No primeiro momento, Lauren ficou absolutamente rígida. Paralisada. Cada músculo travando uma violenta batalha interna. A vontade de corresponder contra... Um profundo horror pelas emoções indesculpáveis que o toque inesperado a fez sentir. Foi tudo muito rápido, questão de segundos antes de Lauren se desvencilhar e recuar, afastando-se de forma quase agressiva. A reação de Lauren deixou Camila completamente sem graça. Chegou a ruborizar de novo. Pensou em se desculpar, mas os sentimentos incompreensíveis que a rejeição tão clara despertou a fizeram ficar parada, sem saber o que fazer. O constrangimento das duas só aumentou quando Talita observou, com a sabedoria peculiar da infância.

- Adultos são estranhos. – Talita quebrou o silencio.

- Melhor você guardar isso. - Lauren foi a primeira a recuperar a normalidade.

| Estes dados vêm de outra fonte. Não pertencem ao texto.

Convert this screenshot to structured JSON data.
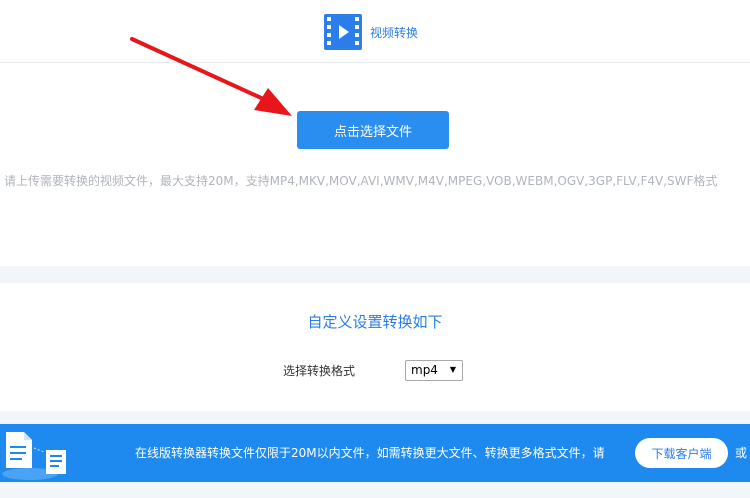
{
  "tab": {
    "label": "视频转换",
    "icon": "video-icon"
  },
  "upload": {
    "button_label": "点击选择文件",
    "hint": "请上传需要转换的视频文件，最大支持20M，支持MP4,MKV,MOV,AVI,WMV,M4V,MPEG,VOB,WEBM,OGV,3GP,FLV,F4V,SWF格式"
  },
  "settings": {
    "title": "自定义设置转换如下",
    "format_label": "选择转换格式",
    "format_value": "mp4"
  },
  "banner": {
    "text": "在线版转换器转换文件仅限于20M以内文件，如需转换更大文件、转换更多格式文件，请",
    "download_label": "下载客户端",
    "or_text": "或"
  },
  "colors": {
    "accent": "#2a8df0",
    "banner": "#1e8af0",
    "arrow": "#e8161b"
  }
}
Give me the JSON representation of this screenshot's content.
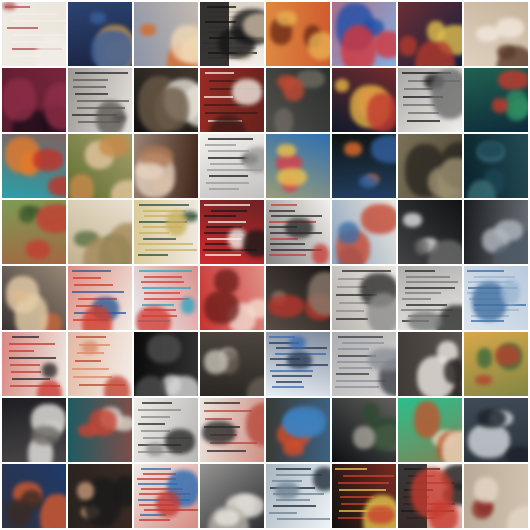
{
  "grid": {
    "rows": 8,
    "cols": 8
  },
  "palette": {
    "white": "#f4f1ec",
    "cream": "#e8ddc8",
    "black": "#0e0c0d",
    "navy": "#1c2a52",
    "red": "#c8342c",
    "orange": "#d9782e",
    "teal": "#2f8f8a",
    "green": "#4f7d3a",
    "blue": "#3b64b8",
    "brown": "#6b4a33",
    "gray": "#8a8a88",
    "yellow": "#d8c04a"
  },
  "tiles": [
    {
      "bg": "#ece6dd",
      "c1": "#b34d52",
      "c2": "#f2efe8",
      "style": "doc"
    },
    {
      "bg": "#1a2340",
      "c1": "#d29a4a",
      "c2": "#3a5f9c",
      "style": "art"
    },
    {
      "bg": "#8c94a8",
      "c1": "#d66a2b",
      "c2": "#f0d8b5",
      "style": "art"
    },
    {
      "bg": "#f1efea",
      "c1": "#151515",
      "c2": "#c9b7a2",
      "style": "split"
    },
    {
      "bg": "#cf5b2d",
      "c1": "#6d2a16",
      "c2": "#e9b052",
      "style": "art"
    },
    {
      "bg": "#7fb0e2",
      "c1": "#1f4fa8",
      "c2": "#d4363c",
      "style": "art"
    },
    {
      "bg": "#14203d",
      "c1": "#e0c04f",
      "c2": "#b33a2d",
      "style": "art"
    },
    {
      "bg": "#c7b39b",
      "c1": "#5a3a2a",
      "c2": "#f2e9de",
      "style": "art"
    },
    {
      "bg": "#5a1b2e",
      "c1": "#1d0e19",
      "c2": "#8f2e48",
      "style": "dark"
    },
    {
      "bg": "#e5e2de",
      "c1": "#2b2b2b",
      "c2": "#5e5a55",
      "style": "doc"
    },
    {
      "bg": "#101010",
      "c1": "#e7e2d8",
      "c2": "#6b5a48",
      "style": "dark"
    },
    {
      "bg": "#9a2a24",
      "c1": "#f1ebe2",
      "c2": "#3d1b17",
      "style": "doc"
    },
    {
      "bg": "#2c2f2d",
      "c1": "#c24a33",
      "c2": "#6e6a62",
      "style": "dark"
    },
    {
      "bg": "#0f1a2b",
      "c1": "#e6b447",
      "c2": "#c23931",
      "style": "art"
    },
    {
      "bg": "#f0eeea",
      "c1": "#1b1b1b",
      "c2": "#6b6b6b",
      "style": "doc"
    },
    {
      "bg": "#0e2a3a",
      "c1": "#c63a2e",
      "c2": "#2f8e63",
      "style": "art"
    },
    {
      "bg": "#28a0a8",
      "c1": "#e57a2a",
      "c2": "#c33026",
      "style": "art"
    },
    {
      "bg": "#5d6e2f",
      "c1": "#c98a4a",
      "c2": "#e4c6a0",
      "style": "art"
    },
    {
      "bg": "#3d2418",
      "c1": "#b07a56",
      "c2": "#e6d2bf",
      "style": "art"
    },
    {
      "bg": "#f4f1ee",
      "c1": "#1d1d1d",
      "c2": "#9a9a9a",
      "style": "light"
    },
    {
      "bg": "#2f6fb1",
      "c1": "#d93d4b",
      "c2": "#f0c14a",
      "style": "art"
    },
    {
      "bg": "#0f1411",
      "c1": "#e46d2c",
      "c2": "#3262a4",
      "style": "dark"
    },
    {
      "bg": "#524a38",
      "c1": "#2a2620",
      "c2": "#9b8f71",
      "style": "dark"
    },
    {
      "bg": "#08212a",
      "c1": "#1b4654",
      "c2": "#3c6f78",
      "style": "dark"
    },
    {
      "bg": "#7c9b54",
      "c1": "#3c5a2c",
      "c2": "#c43d32",
      "style": "art"
    },
    {
      "bg": "#e9e0cf",
      "c1": "#5a6f42",
      "c2": "#a38a5a",
      "style": "art"
    },
    {
      "bg": "#efe9df",
      "c1": "#2b4f3e",
      "c2": "#c9b15e",
      "style": "doc"
    },
    {
      "bg": "#d22a2d",
      "c1": "#f4f0ea",
      "c2": "#1a1a1a",
      "style": "doc"
    },
    {
      "bg": "#f3f0ec",
      "c1": "#c73e39",
      "c2": "#2c2c2c",
      "style": "doc"
    },
    {
      "bg": "#ece7de",
      "c1": "#c54933",
      "c2": "#3d6fa6",
      "style": "art"
    },
    {
      "bg": "#101214",
      "c1": "#e2e2e2",
      "c2": "#6b6b6b",
      "style": "dark"
    },
    {
      "bg": "#191b1f",
      "c1": "#4e5a66",
      "c2": "#b2b8c0",
      "style": "dark"
    },
    {
      "bg": "#3a3234",
      "c1": "#c9673a",
      "c2": "#e5cfa9",
      "style": "art"
    },
    {
      "bg": "#f0ece6",
      "c1": "#2d5a98",
      "c2": "#d23c2c",
      "style": "doc"
    },
    {
      "bg": "#e9f2f4",
      "c1": "#2ea6c4",
      "c2": "#d33f37",
      "style": "doc"
    },
    {
      "bg": "#c8322e",
      "c1": "#6e1e1b",
      "c2": "#f3dcd0",
      "style": "art"
    },
    {
      "bg": "#1b1716",
      "c1": "#b8352c",
      "c2": "#8a7a6c",
      "style": "dark"
    },
    {
      "bg": "#ebe6df",
      "c1": "#2c2c2c",
      "c2": "#8d8d8d",
      "style": "doc"
    },
    {
      "bg": "#ecebe8",
      "c1": "#2a2a2a",
      "c2": "#7a7a7a",
      "style": "light"
    },
    {
      "bg": "#dde4ec",
      "c1": "#3f6ea1",
      "c2": "#9ab6d2",
      "style": "light"
    },
    {
      "bg": "#ede8e2",
      "c1": "#2a2a2a",
      "c2": "#c83a32",
      "style": "doc"
    },
    {
      "bg": "#f3efea",
      "c1": "#c24432",
      "c2": "#d98b6a",
      "style": "light"
    },
    {
      "bg": "#0b0b0c",
      "c1": "#d7d7d7",
      "c2": "#4e4e4e",
      "style": "dark"
    },
    {
      "bg": "#2a2622",
      "c1": "#c8c3b8",
      "c2": "#6a6158",
      "style": "dark"
    },
    {
      "bg": "#e8eef5",
      "c1": "#3a6cb0",
      "c2": "#2a3a54",
      "style": "light"
    },
    {
      "bg": "#d8d5d2",
      "c1": "#3c3f46",
      "c2": "#8b8f98",
      "style": "light"
    },
    {
      "bg": "#5a5450",
      "c1": "#efeae4",
      "c2": "#2a2522",
      "style": "dark"
    },
    {
      "bg": "#d8a84a",
      "c1": "#b3422f",
      "c2": "#3b6a3c",
      "style": "art"
    },
    {
      "bg": "#1d1d22",
      "c1": "#e8e6e2",
      "c2": "#6e6a66",
      "style": "dark"
    },
    {
      "bg": "#1f5b63",
      "c1": "#ded6cb",
      "c2": "#c74535",
      "style": "art"
    },
    {
      "bg": "#f1eeea",
      "c1": "#2b2b2b",
      "c2": "#8a8a8a",
      "style": "light"
    },
    {
      "bg": "#ebe6de",
      "c1": "#2a2a2a",
      "c2": "#b74a3c",
      "style": "doc"
    },
    {
      "bg": "#3a3a36",
      "c1": "#d74d2a",
      "c2": "#3e82c0",
      "style": "art"
    },
    {
      "bg": "#0d1013",
      "c1": "#2e4a30",
      "c2": "#a7a39b",
      "style": "dark"
    },
    {
      "bg": "#2bbf8b",
      "c1": "#e9ddc5",
      "c2": "#c2542e",
      "style": "art"
    },
    {
      "bg": "#3f4a56",
      "c1": "#d7dbe0",
      "c2": "#1c222a",
      "style": "art"
    },
    {
      "bg": "#1e3a6a",
      "c1": "#d65a2e",
      "c2": "#3b2b24",
      "style": "art"
    },
    {
      "bg": "#3a2b24",
      "c1": "#c89a7a",
      "c2": "#1a1a1a",
      "style": "art"
    },
    {
      "bg": "#f0ece7",
      "c1": "#2b6cb3",
      "c2": "#c43a32",
      "style": "doc"
    },
    {
      "bg": "#2f2f33",
      "c1": "#b8b4ac",
      "c2": "#e9e6e0",
      "style": "dark"
    },
    {
      "bg": "#eef3f6",
      "c1": "#1d2a36",
      "c2": "#6f8394",
      "style": "light"
    },
    {
      "bg": "#121212",
      "c1": "#e6c84c",
      "c2": "#c8402f",
      "style": "doc"
    },
    {
      "bg": "#f3f0ec",
      "c1": "#1a1a1a",
      "c2": "#c63b2f",
      "style": "split"
    },
    {
      "bg": "#b8aa96",
      "c1": "#8c2f2a",
      "c2": "#e5d7c5",
      "style": "art"
    }
  ]
}
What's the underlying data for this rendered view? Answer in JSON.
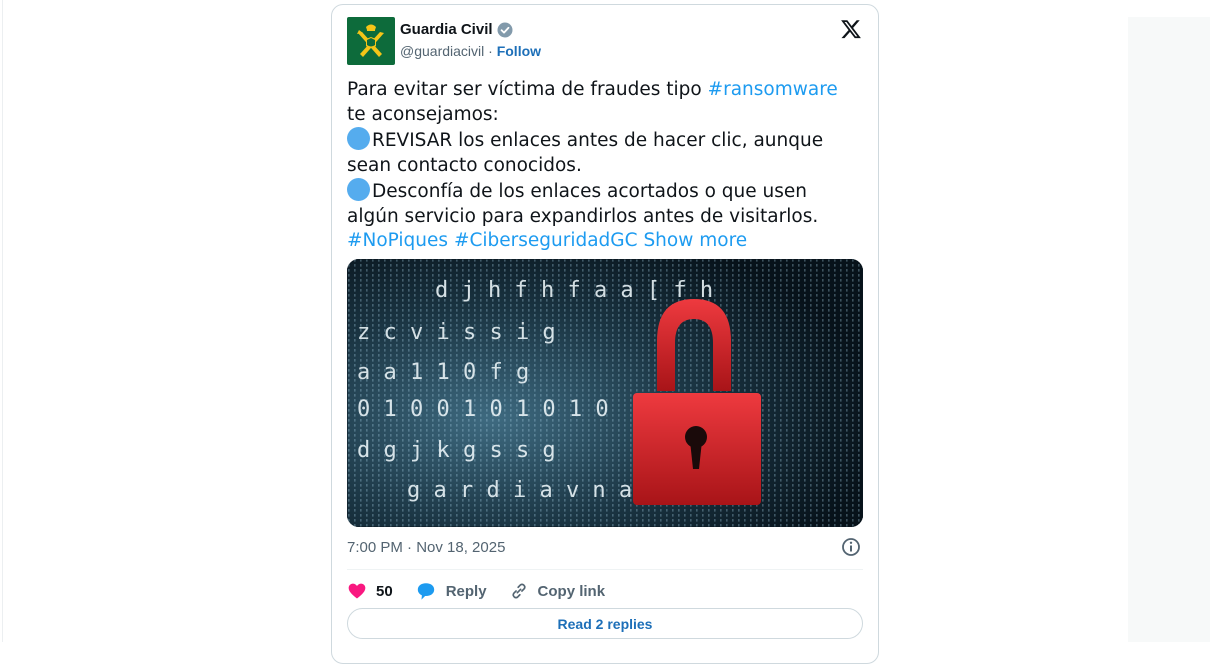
{
  "account": {
    "name": "Guardia Civil",
    "handle": "@guardiacivil",
    "separator": " · ",
    "follow_label": "Follow"
  },
  "tweet": {
    "line1_prefix": "Para evitar ser víctima de fraudes tipo ",
    "hashtag_ransomware": "#ransomware",
    "line1_suffix": " te aconsejamos:",
    "bullet1": "REVISAR los enlaces antes de hacer clic, aunque sean contacto conocidos.",
    "bullet2": "Desconfía de los enlaces acortados o que usen algún servicio para expandirlos antes de visitarlos.",
    "hashtag_nopiques": "#NoPiques",
    "hashtag_ciber": "#CiberseguridadGC",
    "show_more": "Show more"
  },
  "media": {
    "letters": [
      "d j h f h f   a a [ f h",
      "z   c v   i   s   s i g",
      "a     a   1 1 0 f     g",
      "0 1 0       0 1 0 1 0 1 0",
      "d g j k g   s   s   g",
      "g a r d i a v n   a v h"
    ]
  },
  "timestamp": "7:00 PM · Nov 18, 2025",
  "actions": {
    "like_count": "50",
    "reply_label": "Reply",
    "copy_label": "Copy link"
  },
  "read_replies_label": "Read 2 replies",
  "colors": {
    "accent": "#1d9bf0",
    "link_dark": "#1d6fb8",
    "heart": "#f91880",
    "lock_red": "#d8242b",
    "avatar_green": "#0d6b3b"
  }
}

Com muito esforço, Camila tentou seguir a sugestão da outra. Puxando o pesadíssimo baú pela alça, conseguiu movê-lo um pouco.

- Quer ajuda? - Talita se ofereceu, olhando para a tia como quem diz: "Vai ficar só olhando?" Sem uma palavra, Lauren fez o que a menina queria. Abaixou-se, pegou a outra alça, e, juntas, ela e Camila finalmente conseguiram esconder o baú debaixo do catre.

- O outro pode deixar onde está. Fica mais fácil para você pegar o que tem dentro. – Lauren argumentou.

- São roupas, tia Lolo! Um monte, todas só dela! - Rapidamente, Talita tratou de informar. E, não se contendo, disse para Camila. - Você tem sorte! Aqui nós usamos uma enquanto a outra está lavando...

- Pra quê mais? Você deveria agradecer por não ter só uma ou nenhuma! - Lauren repreendeu a menina. Contrariado, envergonhado ou em reprovação? Apesar de não conseguir decifrar o olhar que Lauren lhe lançou, Camila tentou se explicar.

- Minha patroa sempre me dava as roupas que não queria mais.

- Não é da minha conta. - Lauren apenas deu de ombros. Antes de se virar e sair bruscamente do quarto, deixando Talita visivelmente desolada. O que só serviu para que Camila se sentisse... Ainda mais culpada.

- Vai sair outra vez? - Tia Laila não tentou disfarçar a preocupação quando viu a sobrinha se aproximar de novo da porta como se mil demônios a perseguissem.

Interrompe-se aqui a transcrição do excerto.